There may be no single answer to the question of where it’s cheapest to cut emissions, but how you define 'cost' explains why different countries support different climate policies.

The Conversation

There is no single answer to the question of where it’s cheapest to cut emissions.

But when more than one country shares a common carbon price or tax, the total cost of the climate policy is higher in the countries whose economies are more carbon intensive; for example, Australia. This is despite these countries actually having more low-cost opportunities to cut carbon emissions than greener economies such as Sweden.

This is the main finding of an article by my Australian National University colleagues Jack Pezzey and Ross Lambie and myself in the current edition of the Australian Journal of Agricultural and Resource Economics.

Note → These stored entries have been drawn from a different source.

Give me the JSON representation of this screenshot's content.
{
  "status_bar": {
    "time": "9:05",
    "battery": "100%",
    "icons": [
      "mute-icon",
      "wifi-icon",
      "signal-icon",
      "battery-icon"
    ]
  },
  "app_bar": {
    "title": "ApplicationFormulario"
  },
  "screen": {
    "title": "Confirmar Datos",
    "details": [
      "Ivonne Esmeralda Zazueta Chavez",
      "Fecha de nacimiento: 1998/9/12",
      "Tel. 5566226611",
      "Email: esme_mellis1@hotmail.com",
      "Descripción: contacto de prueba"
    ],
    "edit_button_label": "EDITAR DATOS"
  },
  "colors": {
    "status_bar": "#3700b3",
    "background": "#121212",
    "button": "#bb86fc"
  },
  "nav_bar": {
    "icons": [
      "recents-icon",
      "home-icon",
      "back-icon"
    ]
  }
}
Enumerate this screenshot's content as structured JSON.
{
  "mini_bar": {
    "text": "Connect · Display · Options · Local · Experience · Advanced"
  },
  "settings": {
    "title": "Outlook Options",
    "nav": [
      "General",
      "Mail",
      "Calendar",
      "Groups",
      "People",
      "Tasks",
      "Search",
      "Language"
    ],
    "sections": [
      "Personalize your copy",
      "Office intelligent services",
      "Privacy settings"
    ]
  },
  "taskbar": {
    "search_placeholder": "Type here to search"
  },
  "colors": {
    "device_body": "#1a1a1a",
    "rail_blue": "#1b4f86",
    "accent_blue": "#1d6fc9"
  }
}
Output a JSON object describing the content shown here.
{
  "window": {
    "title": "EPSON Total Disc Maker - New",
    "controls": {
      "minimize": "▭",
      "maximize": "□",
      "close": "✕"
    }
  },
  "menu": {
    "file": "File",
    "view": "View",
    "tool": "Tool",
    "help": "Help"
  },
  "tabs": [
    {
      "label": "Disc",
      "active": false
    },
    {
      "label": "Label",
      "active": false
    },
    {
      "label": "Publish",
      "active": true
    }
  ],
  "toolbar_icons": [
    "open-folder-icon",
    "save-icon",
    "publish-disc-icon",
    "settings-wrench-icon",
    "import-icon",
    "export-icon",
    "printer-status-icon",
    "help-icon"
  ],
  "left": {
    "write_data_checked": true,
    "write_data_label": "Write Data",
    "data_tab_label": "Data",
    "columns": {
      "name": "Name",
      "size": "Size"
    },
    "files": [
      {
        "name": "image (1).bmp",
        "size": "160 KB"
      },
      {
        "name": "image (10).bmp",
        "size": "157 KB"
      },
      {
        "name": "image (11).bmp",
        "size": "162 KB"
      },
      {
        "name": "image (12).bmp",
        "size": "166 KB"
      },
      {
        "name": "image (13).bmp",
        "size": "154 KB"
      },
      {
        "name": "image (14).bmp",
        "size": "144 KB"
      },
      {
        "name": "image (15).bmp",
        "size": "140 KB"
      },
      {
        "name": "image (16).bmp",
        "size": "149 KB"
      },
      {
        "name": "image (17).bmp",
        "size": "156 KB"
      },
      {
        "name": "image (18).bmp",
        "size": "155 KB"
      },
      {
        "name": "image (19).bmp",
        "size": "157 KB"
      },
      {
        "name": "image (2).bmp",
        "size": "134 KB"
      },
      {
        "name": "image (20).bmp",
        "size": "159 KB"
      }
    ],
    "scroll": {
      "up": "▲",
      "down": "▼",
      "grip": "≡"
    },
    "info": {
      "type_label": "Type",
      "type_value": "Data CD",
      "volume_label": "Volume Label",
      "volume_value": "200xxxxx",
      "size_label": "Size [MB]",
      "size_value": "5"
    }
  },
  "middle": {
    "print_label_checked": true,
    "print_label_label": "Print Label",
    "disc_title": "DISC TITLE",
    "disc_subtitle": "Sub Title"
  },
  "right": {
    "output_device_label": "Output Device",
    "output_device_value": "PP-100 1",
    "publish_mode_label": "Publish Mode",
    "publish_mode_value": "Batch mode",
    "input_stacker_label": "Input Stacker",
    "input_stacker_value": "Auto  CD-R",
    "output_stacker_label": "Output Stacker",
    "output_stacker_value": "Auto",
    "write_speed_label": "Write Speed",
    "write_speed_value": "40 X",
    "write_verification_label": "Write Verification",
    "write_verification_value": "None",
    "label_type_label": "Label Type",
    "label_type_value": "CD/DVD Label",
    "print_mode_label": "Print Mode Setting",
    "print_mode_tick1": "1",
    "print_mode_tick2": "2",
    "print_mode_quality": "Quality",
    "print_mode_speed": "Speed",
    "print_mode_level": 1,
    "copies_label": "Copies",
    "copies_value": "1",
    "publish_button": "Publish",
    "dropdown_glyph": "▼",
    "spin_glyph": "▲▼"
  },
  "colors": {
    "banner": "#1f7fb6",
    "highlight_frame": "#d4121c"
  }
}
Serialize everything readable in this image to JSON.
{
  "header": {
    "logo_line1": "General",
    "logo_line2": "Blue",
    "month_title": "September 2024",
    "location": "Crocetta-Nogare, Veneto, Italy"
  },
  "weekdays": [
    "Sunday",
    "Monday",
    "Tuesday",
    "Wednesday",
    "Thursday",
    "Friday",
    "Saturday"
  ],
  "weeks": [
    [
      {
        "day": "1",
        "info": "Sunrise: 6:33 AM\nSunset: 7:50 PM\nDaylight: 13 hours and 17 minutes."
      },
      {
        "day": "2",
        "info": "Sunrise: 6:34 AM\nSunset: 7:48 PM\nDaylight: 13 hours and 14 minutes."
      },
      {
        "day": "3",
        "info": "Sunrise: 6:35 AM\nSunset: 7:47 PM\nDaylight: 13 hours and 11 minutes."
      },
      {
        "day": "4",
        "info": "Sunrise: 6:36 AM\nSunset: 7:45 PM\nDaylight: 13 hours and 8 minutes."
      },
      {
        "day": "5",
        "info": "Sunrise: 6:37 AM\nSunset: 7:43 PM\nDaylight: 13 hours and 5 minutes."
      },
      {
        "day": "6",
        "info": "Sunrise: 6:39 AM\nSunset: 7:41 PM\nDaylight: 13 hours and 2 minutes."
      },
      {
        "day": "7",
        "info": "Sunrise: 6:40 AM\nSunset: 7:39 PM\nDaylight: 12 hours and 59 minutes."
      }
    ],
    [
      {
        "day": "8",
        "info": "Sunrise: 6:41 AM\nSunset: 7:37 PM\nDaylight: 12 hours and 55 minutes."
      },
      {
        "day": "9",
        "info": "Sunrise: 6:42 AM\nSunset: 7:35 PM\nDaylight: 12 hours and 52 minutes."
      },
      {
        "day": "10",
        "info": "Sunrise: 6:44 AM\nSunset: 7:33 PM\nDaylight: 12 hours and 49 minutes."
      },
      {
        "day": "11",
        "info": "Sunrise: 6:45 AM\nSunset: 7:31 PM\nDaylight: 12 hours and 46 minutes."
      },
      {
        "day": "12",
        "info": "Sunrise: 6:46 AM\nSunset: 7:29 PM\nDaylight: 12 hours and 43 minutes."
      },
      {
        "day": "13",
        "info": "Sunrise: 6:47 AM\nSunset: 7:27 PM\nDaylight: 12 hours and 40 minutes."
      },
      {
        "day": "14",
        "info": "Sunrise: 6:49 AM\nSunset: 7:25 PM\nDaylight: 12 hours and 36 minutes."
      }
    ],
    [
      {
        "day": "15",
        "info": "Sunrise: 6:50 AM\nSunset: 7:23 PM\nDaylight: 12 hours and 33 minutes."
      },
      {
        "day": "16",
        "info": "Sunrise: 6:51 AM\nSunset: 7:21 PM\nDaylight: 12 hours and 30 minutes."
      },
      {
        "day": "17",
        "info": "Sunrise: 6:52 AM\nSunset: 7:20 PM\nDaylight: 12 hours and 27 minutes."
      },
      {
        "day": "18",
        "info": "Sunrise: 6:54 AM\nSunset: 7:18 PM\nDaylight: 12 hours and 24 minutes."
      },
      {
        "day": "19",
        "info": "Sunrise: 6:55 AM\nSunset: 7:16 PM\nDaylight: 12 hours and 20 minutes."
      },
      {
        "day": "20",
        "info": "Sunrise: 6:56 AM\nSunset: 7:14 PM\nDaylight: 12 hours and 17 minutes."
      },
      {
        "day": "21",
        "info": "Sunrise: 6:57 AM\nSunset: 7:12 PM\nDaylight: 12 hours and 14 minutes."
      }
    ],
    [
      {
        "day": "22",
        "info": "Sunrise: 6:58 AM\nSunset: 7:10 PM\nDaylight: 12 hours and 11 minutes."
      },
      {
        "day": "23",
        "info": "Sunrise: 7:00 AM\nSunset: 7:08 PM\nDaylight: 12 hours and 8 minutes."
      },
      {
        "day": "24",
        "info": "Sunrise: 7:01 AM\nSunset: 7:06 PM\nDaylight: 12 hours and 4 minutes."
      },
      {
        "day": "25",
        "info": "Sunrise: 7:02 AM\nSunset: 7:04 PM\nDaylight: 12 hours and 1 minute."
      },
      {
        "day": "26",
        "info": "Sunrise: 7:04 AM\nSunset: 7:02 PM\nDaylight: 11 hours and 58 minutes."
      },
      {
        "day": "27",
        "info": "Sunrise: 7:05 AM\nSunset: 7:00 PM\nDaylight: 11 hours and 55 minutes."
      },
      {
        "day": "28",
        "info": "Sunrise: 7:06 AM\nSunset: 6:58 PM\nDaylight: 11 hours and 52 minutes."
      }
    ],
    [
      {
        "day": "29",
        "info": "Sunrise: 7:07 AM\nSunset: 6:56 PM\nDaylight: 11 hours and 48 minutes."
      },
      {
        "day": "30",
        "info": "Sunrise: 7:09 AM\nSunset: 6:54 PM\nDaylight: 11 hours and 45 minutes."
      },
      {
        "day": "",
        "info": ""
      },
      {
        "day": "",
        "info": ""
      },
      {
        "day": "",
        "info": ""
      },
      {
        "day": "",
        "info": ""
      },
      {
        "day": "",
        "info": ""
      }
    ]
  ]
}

This issue became very relevant in the last week. The Australian government announced that it would link the Australian emissions trading scheme to the European ETS. This means that the price of carbon will be the same in both markets from 2015.

It’s well-known that the costs of cutting carbon emissions will be different in different countries and regions. But which countries have high costs and which have low costs depends on how these costs are defined.

There are two main ways of thinking about the cost of cutting emissions. We can look at the cost of cutting a single extra tonne of carbon emissions. Economists call this the marginal cost of abatement. Alternatively, we can try to measure the total cost of carrying out a climate policy.

Our theory is that there are more ‘low-hanging fruit’ – low cost or easy options for cutting emissions – in countries like the US and Australia which have had less-aggressive energy efficiency policies. Economists would say that the marginal cost of abatement is low in these countries.

But when we think about the total costs of cutting carbon emissions, these less-efficient countries will bear higher costs. To use the same analogy, this is because the more fruit there is below a given height, the bigger the total crop will be. A common carbon price is like an agreement that all countries harvest emissions reductions up to the same height on the trees. The total cost of such a policy should, therefore, be higher in countries like Australia whose economies are more emissions intensive, because it requires a larger total cut in emissions than countries like Sweden would.

Another twist is that how much a dollar buys depends on where you are spending your money. As shown by the Economist magazine’s Big Mac Index, a dollar buys much more in India and China than in America. And more in America than in Switzerland. This means that cutting a tonne of carbon emissions in India might look cheap in terms of US dollars but actually be quite costly in terms of rupees.

To test our theory, we need information on the costs of climate policies in different countries. Obviously we don’t actually know how much policies that don’t yet exist will cost. But we can use computer simulation models to try to estimate these costs and test our theory.

We used the results of a recent simulation exercise called EMF-22. Ten modelling teams from around the world took part. The models – called integrated assessment models – can simulate the effects of policies on the world economy and the climate. Each team used their model to simulate the effects of ten different future climate policy scenarios.

The results of the EMF-22 exercise broadly confirm our hypotheses. They show that the marginal abatement cost is highest in the European Union, lowest in China and India with the US in the middle. But when all countries adopt a common global carbon price, the total costs as a percentage of gross domestic product are lowest in the European Union and highest in the two developing countries.

We also found that a Kyoto treaty-style agreement where countries cut emissions by a common percentage has similar results. However, if instead the common target is set for reductions in emissions per dollar of GDP then China and India are the countries with the lowest total costs.

These findings might explain why different countries favour different climate policies and why some are more enthusiastic about action than others. The European Union has been the most enthusiastic about taking action on climate change. And it has advocated policies establishing a Kyoto treaty-style agreement, which would impose the least cost on itself. On the other hand, China and India have announced targets for reducing their emissions per dollar of GDP, which we found imposed relatively low costs on these developing countries.

Our findings also emphasise the complexity of communicating climate change policies. There is no single answer to the question of ‘Where is it cheapest to cut carbon emissions?’ and the choice of answer makes a difference.

David Stern is a Professor at the Crawford School of Economics and Government, Australian National University. He is a lead author for the chapter on Drivers, Trends, and Mitigation in the IPCC 5th Assessment Report and an associate editor of the journal Ecological Economics.